Above are two visualizations of our data for two popular songs: Halo by Beyonce and Happy by Pharrell Williams. We can see that Happy had a spike in popularity initially when it was first release (November 21st, 2013), and then once more near the beginning of 2015. A reasonable assumption

Machine Learning

We used a LogisticRegression classifier. For the features we used acousticness, danceability, energy, instrumentalness, loudness, mode, speechiness, tempo, valence, liveness from our database. We believe these values would be in correlation with our label-spotify_song_popularity. We also do a 10-fold cross validation so that we don't overfit our training data. However, our numbers were not very promising. We got 42.5% accuracy for the training data and 40% for the test data. We believe this is because of two things. Firstly, most of the values for song popularity we have are 0's. This, and the fact that we don't know how spotify comes up with these values suggest that we should look at creating our own metric for popularity.

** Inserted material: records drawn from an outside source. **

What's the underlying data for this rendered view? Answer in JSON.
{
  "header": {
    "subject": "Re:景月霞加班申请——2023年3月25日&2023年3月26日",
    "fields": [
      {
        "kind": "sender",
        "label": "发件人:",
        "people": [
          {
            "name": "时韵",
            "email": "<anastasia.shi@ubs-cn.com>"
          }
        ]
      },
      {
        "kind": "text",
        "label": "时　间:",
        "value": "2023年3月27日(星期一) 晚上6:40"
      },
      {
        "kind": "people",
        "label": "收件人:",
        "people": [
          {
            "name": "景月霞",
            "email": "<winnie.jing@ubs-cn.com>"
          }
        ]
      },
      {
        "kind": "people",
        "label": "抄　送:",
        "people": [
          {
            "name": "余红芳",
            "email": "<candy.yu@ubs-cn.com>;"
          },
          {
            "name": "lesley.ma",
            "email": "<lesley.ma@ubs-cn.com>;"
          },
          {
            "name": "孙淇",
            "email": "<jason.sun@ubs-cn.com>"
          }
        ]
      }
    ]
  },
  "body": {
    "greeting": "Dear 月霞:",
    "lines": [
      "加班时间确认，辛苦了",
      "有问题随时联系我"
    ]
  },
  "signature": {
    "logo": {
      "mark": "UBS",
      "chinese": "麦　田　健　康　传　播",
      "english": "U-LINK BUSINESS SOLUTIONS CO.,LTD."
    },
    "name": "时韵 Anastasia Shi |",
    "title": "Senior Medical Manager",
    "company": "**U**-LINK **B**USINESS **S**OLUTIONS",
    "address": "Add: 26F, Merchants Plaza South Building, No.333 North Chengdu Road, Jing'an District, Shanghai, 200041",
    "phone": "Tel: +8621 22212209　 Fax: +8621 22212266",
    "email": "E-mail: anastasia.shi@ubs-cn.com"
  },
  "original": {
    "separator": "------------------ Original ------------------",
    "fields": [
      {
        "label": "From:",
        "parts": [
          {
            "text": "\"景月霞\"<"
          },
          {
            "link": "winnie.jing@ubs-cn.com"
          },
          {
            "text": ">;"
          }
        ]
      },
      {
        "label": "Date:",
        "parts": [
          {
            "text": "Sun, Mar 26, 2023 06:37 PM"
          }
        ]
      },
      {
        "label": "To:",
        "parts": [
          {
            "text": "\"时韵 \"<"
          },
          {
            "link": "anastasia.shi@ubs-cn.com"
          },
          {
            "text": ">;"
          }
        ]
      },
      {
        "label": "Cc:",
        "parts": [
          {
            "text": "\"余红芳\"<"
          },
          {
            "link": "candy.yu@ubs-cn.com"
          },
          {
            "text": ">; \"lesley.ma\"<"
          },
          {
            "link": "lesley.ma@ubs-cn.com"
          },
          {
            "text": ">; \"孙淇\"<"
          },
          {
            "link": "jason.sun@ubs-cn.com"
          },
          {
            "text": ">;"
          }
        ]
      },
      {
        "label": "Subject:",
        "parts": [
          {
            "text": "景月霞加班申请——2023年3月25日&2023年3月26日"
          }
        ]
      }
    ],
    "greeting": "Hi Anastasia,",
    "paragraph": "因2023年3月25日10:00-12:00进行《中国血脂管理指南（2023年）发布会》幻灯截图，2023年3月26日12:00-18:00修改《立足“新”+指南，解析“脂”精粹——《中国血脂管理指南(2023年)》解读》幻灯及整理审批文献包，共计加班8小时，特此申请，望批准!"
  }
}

We will be using the number of likes instead. Secondly, we are using a subset of our data for training and we intend to train our classifier on a larger subset.

Challenges

Ultimately, our classifier failed to correctly classify our data, due to the skewed nature of our Spotify popularity metric. The number itself is not well defined by the Spotify and is influenced by the number of listens by Spotify users. Our goals for this project were to use Spotify popularity as a comparison to our This Is My Jam data, not as our main indicator of popularity.
The main reason we had used Spotify popularity is due to issues with how our initial data pruning of our This Is My Jam dataset. Due to the nature of the data (having songs rely on user input to match with a Spotify URI), a lot of our jam posts did not have a URI. Thus posts on certain songs would not be counted in our likes metric and would lead to uninteresting results for various artists and songs where users would give incorrect and slightly modified spellings.